Celebrations Bakery specializes in cakes, cupcakes and cake pops, and dabbles in other desserts, like pumpkin cheesecake, brownies and cookies. Open to the public in both locations, they said about 60 percent of their business is retail with the rest filled by custom cake orders.

Avista, for example, orders cake pops with the company logo.

Joe Owens said his wife has an artistic eye and can create almost any cake and icing concoction she or the customer can imagine.

“She has a rare talent,” Joe Owens said. “People go to school to learn what she’s doing.”

For many cakes, Amber Owens paints with food coloring on fondant to create edible works of art that reflect the passions and personality of each client.

Creations have ranged from a graduation cake featuring a drunken guy passed out on a couch to a zombie wedding cake. Elegantly iced wedding cakes are a major mainstay.

“Old-school ribbon buttercream is making a comeback,” she said, pointing to a picture of a wedding cake with buttercream icing applied in ribbons to look like the lacy ruffles of a wedding dress.

Amber Owens said their custom-order focus also enables them to make gluten-free, vegan, sugar-free or other desserts to meet specific dietary restrictions.
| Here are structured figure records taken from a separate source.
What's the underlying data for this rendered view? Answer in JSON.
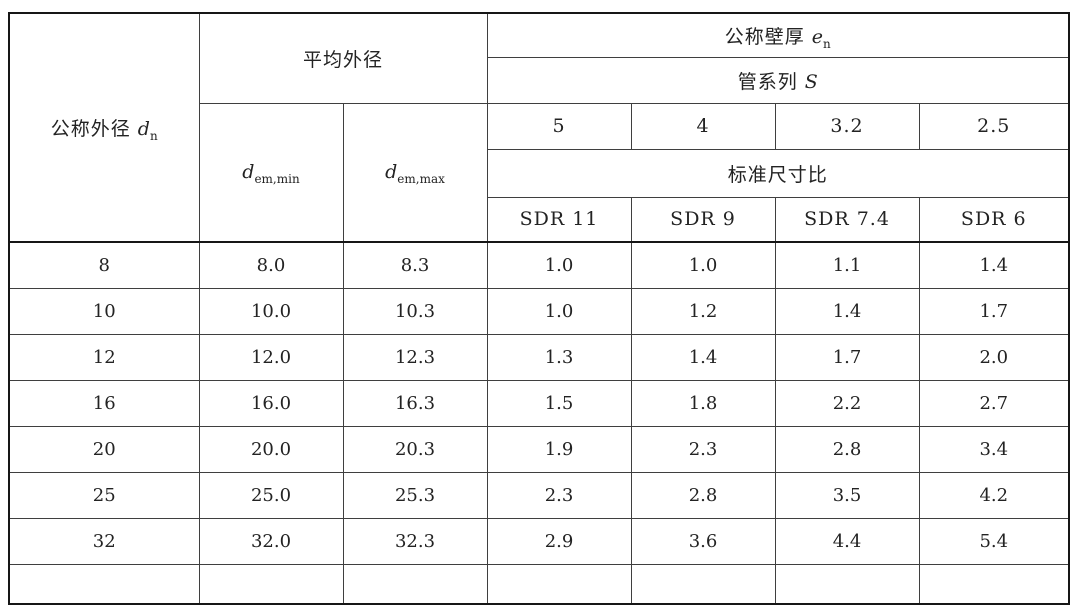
{
  "table": {
    "nominal_od": {
      "label": "公称外径",
      "var": "d",
      "sub": "n"
    },
    "mean_od_label": "平均外径",
    "d_em_min": {
      "var": "d",
      "sub": "em,min"
    },
    "d_em_max": {
      "var": "d",
      "sub": "em,max"
    },
    "wall_thickness": {
      "label": "公称壁厚",
      "var": "e",
      "sub": "n"
    },
    "pipe_series": {
      "label": "管系列",
      "var": "S"
    },
    "series_values": [
      "5",
      "4",
      "3.2",
      "2.5"
    ],
    "sdr_label": "标准尺寸比",
    "sdr_columns": [
      "SDR 11",
      "SDR 9",
      "SDR 7.4",
      "SDR 6"
    ],
    "rows": [
      [
        "8",
        "8.0",
        "8.3",
        "1.0",
        "1.0",
        "1.1",
        "1.4"
      ],
      [
        "10",
        "10.0",
        "10.3",
        "1.0",
        "1.2",
        "1.4",
        "1.7"
      ],
      [
        "12",
        "12.0",
        "12.3",
        "1.3",
        "1.4",
        "1.7",
        "2.0"
      ],
      [
        "16",
        "16.0",
        "16.3",
        "1.5",
        "1.8",
        "2.2",
        "2.7"
      ],
      [
        "20",
        "20.0",
        "20.3",
        "1.9",
        "2.3",
        "2.8",
        "3.4"
      ],
      [
        "25",
        "25.0",
        "25.3",
        "2.3",
        "2.8",
        "3.5",
        "4.2"
      ],
      [
        "32",
        "32.0",
        "32.3",
        "2.9",
        "3.6",
        "4.4",
        "5.4"
      ]
    ]
  },
  "colors": {
    "background": "#ffffff",
    "text": "#232323",
    "grid_line": "#3f3f3f",
    "frame_line": "#161616"
  }
}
They bake gluten-free goods on Thursdays and Saturdays after sanitizing the equipment to prevent contamination.

“We take it pretty seriously,” Amber Owens said.

It took almost $100,000 to get the Valley store ready, the couple said, noting they installed the same equipment and workflow to match the Garland shop, so the bakery’s eight employees could work at either location with ease.
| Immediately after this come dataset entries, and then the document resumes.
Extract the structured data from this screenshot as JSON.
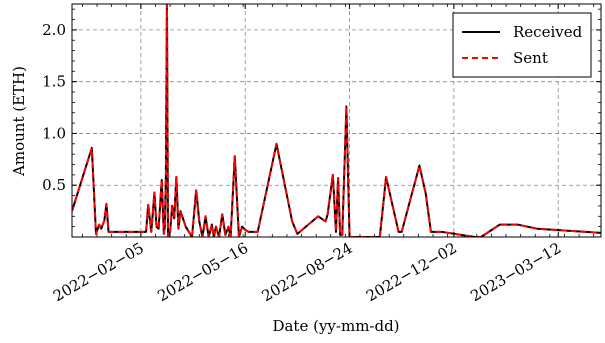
{
  "chart_data": {
    "type": "line",
    "title": "",
    "xlabel": "Date (yy-mm-dd)",
    "ylabel": "Amount (ETH)",
    "xlim": [
      "2021-12-01",
      "2023-04-22"
    ],
    "ylim": [
      0,
      2.25
    ],
    "grid": true,
    "legend_position": "top-right",
    "x_ticks": [
      "2022-02-05",
      "2022-05-16",
      "2022-08-24",
      "2022-12-02",
      "2023-03-12"
    ],
    "x_tick_labels": [
      "2022−02−05",
      "2022−05−16",
      "2022−08−24",
      "2022−12−02",
      "2023−03−12"
    ],
    "y_ticks": [
      0.5,
      1.0,
      1.5,
      2.0
    ],
    "y_tick_labels": [
      "0.5",
      "1.0",
      "1.5",
      "2.0"
    ],
    "series": [
      {
        "name": "Received",
        "color": "#000000",
        "style": "solid",
        "x": [
          "2021-12-01",
          "2021-12-20",
          "2021-12-24",
          "2021-12-27",
          "2021-12-29",
          "2022-01-01",
          "2022-01-03",
          "2022-01-05",
          "2022-01-09",
          "2022-02-10",
          "2022-02-12",
          "2022-02-15",
          "2022-02-18",
          "2022-02-20",
          "2022-02-22",
          "2022-02-25",
          "2022-02-27",
          "2022-02-28",
          "2022-03-01",
          "2022-03-02",
          "2022-03-03",
          "2022-03-05",
          "2022-03-07",
          "2022-03-09",
          "2022-03-11",
          "2022-03-13",
          "2022-03-15",
          "2022-03-20",
          "2022-03-23",
          "2022-03-26",
          "2022-03-30",
          "2022-04-02",
          "2022-04-05",
          "2022-04-08",
          "2022-04-11",
          "2022-04-14",
          "2022-04-16",
          "2022-04-18",
          "2022-04-21",
          "2022-04-24",
          "2022-04-27",
          "2022-04-30",
          "2022-05-02",
          "2022-05-06",
          "2022-05-10",
          "2022-05-13",
          "2022-05-16",
          "2022-05-19",
          "2022-05-23",
          "2022-05-28",
          "2022-06-15",
          "2022-06-30",
          "2022-07-05",
          "2022-07-25",
          "2022-08-01",
          "2022-08-03",
          "2022-08-08",
          "2022-08-11",
          "2022-08-13",
          "2022-08-15",
          "2022-08-17",
          "2022-08-21",
          "2022-08-24",
          "2022-08-28",
          "2022-09-15",
          "2022-09-22",
          "2022-09-28",
          "2022-10-10",
          "2022-10-13",
          "2022-10-30",
          "2022-11-05",
          "2022-11-10",
          "2022-11-20",
          "2022-12-22",
          "2022-12-28",
          "2023-01-15",
          "2023-02-01",
          "2023-02-20",
          "2023-04-22"
        ],
        "values": [
          0.25,
          0.86,
          0.03,
          0.12,
          0.08,
          0.16,
          0.32,
          0.05,
          0.05,
          0.05,
          0.31,
          0.05,
          0.43,
          0.1,
          0.08,
          0.55,
          0.03,
          0.1,
          0.6,
          2.3,
          0.0,
          0.05,
          0.3,
          0.18,
          0.58,
          0.08,
          0.25,
          0.1,
          0.05,
          0.0,
          0.45,
          0.15,
          0.0,
          0.2,
          0.0,
          0.12,
          0.0,
          0.1,
          0.0,
          0.22,
          0.02,
          0.1,
          0.0,
          0.78,
          0.0,
          0.1,
          0.07,
          0.05,
          0.05,
          0.05,
          0.9,
          0.15,
          0.03,
          0.2,
          0.15,
          0.22,
          0.6,
          0.05,
          0.57,
          0.02,
          0.02,
          1.26,
          0.0,
          0.0,
          0.0,
          0.0,
          0.58,
          0.05,
          0.05,
          0.69,
          0.42,
          0.05,
          0.05,
          0.0,
          0.0,
          0.12,
          0.12,
          0.08,
          0.04
        ]
      },
      {
        "name": "Sent",
        "color": "#ff0000",
        "style": "dashed",
        "x": [
          "2021-12-01",
          "2021-12-20",
          "2021-12-24",
          "2021-12-27",
          "2021-12-29",
          "2022-01-01",
          "2022-01-03",
          "2022-01-05",
          "2022-01-09",
          "2022-02-10",
          "2022-02-12",
          "2022-02-15",
          "2022-02-18",
          "2022-02-20",
          "2022-02-22",
          "2022-02-25",
          "2022-02-27",
          "2022-02-28",
          "2022-03-01",
          "2022-03-02",
          "2022-03-03",
          "2022-03-05",
          "2022-03-07",
          "2022-03-09",
          "2022-03-11",
          "2022-03-13",
          "2022-03-15",
          "2022-03-20",
          "2022-03-23",
          "2022-03-26",
          "2022-03-30",
          "2022-04-02",
          "2022-04-05",
          "2022-04-08",
          "2022-04-11",
          "2022-04-14",
          "2022-04-16",
          "2022-04-18",
          "2022-04-21",
          "2022-04-24",
          "2022-04-27",
          "2022-04-30",
          "2022-05-02",
          "2022-05-06",
          "2022-05-10",
          "2022-05-13",
          "2022-05-16",
          "2022-05-19",
          "2022-05-23",
          "2022-05-28",
          "2022-06-15",
          "2022-06-30",
          "2022-07-05",
          "2022-07-25",
          "2022-08-01",
          "2022-08-03",
          "2022-08-08",
          "2022-08-11",
          "2022-08-13",
          "2022-08-15",
          "2022-08-17",
          "2022-08-21",
          "2022-08-24",
          "2022-08-28",
          "2022-09-15",
          "2022-09-22",
          "2022-09-28",
          "2022-10-10",
          "2022-10-13",
          "2022-10-30",
          "2022-11-05",
          "2022-11-10",
          "2022-11-20",
          "2022-12-22",
          "2022-12-28",
          "2023-01-15",
          "2023-02-01",
          "2023-02-20",
          "2023-04-22"
        ],
        "values": [
          0.25,
          0.86,
          0.03,
          0.12,
          0.08,
          0.16,
          0.32,
          0.05,
          0.05,
          0.05,
          0.31,
          0.05,
          0.43,
          0.1,
          0.08,
          0.55,
          0.03,
          0.1,
          0.6,
          2.3,
          0.0,
          0.05,
          0.3,
          0.18,
          0.58,
          0.08,
          0.25,
          0.1,
          0.05,
          0.0,
          0.45,
          0.15,
          0.0,
          0.2,
          0.0,
          0.12,
          0.0,
          0.1,
          0.0,
          0.22,
          0.02,
          0.1,
          0.0,
          0.78,
          0.0,
          0.1,
          0.07,
          0.05,
          0.05,
          0.05,
          0.9,
          0.15,
          0.03,
          0.2,
          0.15,
          0.22,
          0.6,
          0.05,
          0.57,
          0.02,
          0.02,
          1.26,
          0.0,
          0.0,
          0.0,
          0.0,
          0.58,
          0.05,
          0.05,
          0.69,
          0.42,
          0.05,
          0.05,
          0.0,
          0.0,
          0.12,
          0.12,
          0.08,
          0.04
        ]
      }
    ]
  }
}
“We’re both organized control freaks,” Amber Owens said.

Everything is made from scratch, she said, adding that at the end of the day she still goes home to bake for fun and experimentation, with her husband sampling the goods.
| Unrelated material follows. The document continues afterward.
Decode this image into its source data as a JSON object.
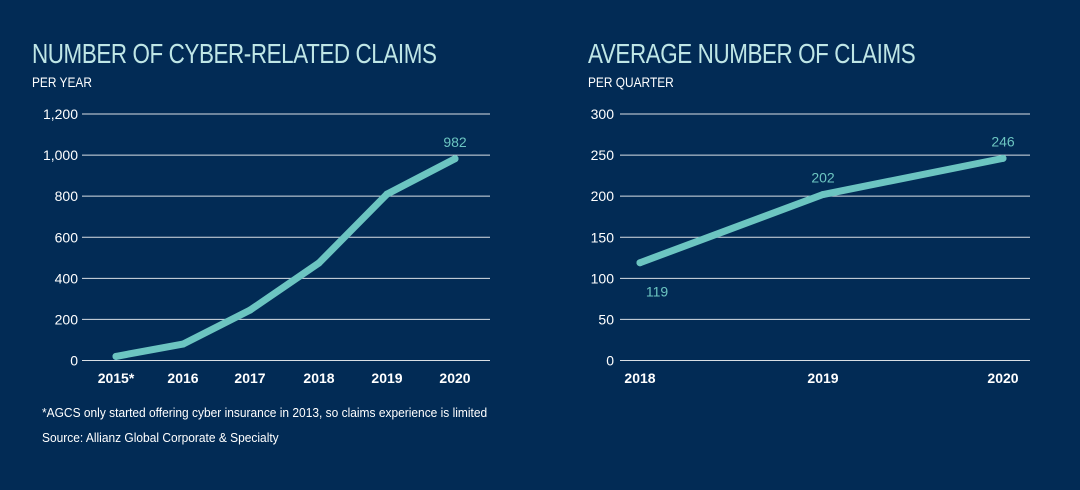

“It’s a passion of ours,” she said, describing how her love for baking began in her mother’s kitchen.

“Since I was a child my mom let me have free rein in the kitchen,” Amber Owens said. “She’d write out my recipes.”

That continued into her relationship with Joe. While dating, she’d make him delectable desserts. “He has an insatiable sweet tooth.”

But boredom is why they went into business. “I’d watch TV shows and thought, ‘I can do that,’ ” she said.

While waiting tables she began baking wedding cakes on the side. By the time they bought the bakery in Garland she was creating custom cakes for three to four weddings each week out of her home kitchen.

As general manager at the Davenport Hotel’s Peacock Lounge and Palm Court Grill, Joe Owens applied his restaurant management and business knowledge to support Amber’s creative baking business.

After two years of growth they needed more elbow room. The couple estimates they’ve baked cakes for more than 125 weddings this year, with thousands of desserts sold in the shop each weekend.

“On weekends we sell out,” Joe Owens said. “We’re at capacity at the old shop. We can’t get more efficient or organized. We need another location to even it out.”

The couple live in the Valley so the new location is also close to home, a bonus to their growing family.

Once both locations are sustainable they may consider expanding to Coeur d’Alene but for now want to be an affordably delicious option for customers with imagination.

“We’re price savvy. We’re aggressively priced,” said Joe Owens, adding, “We’re versatile. If we can dream it up we can make it.”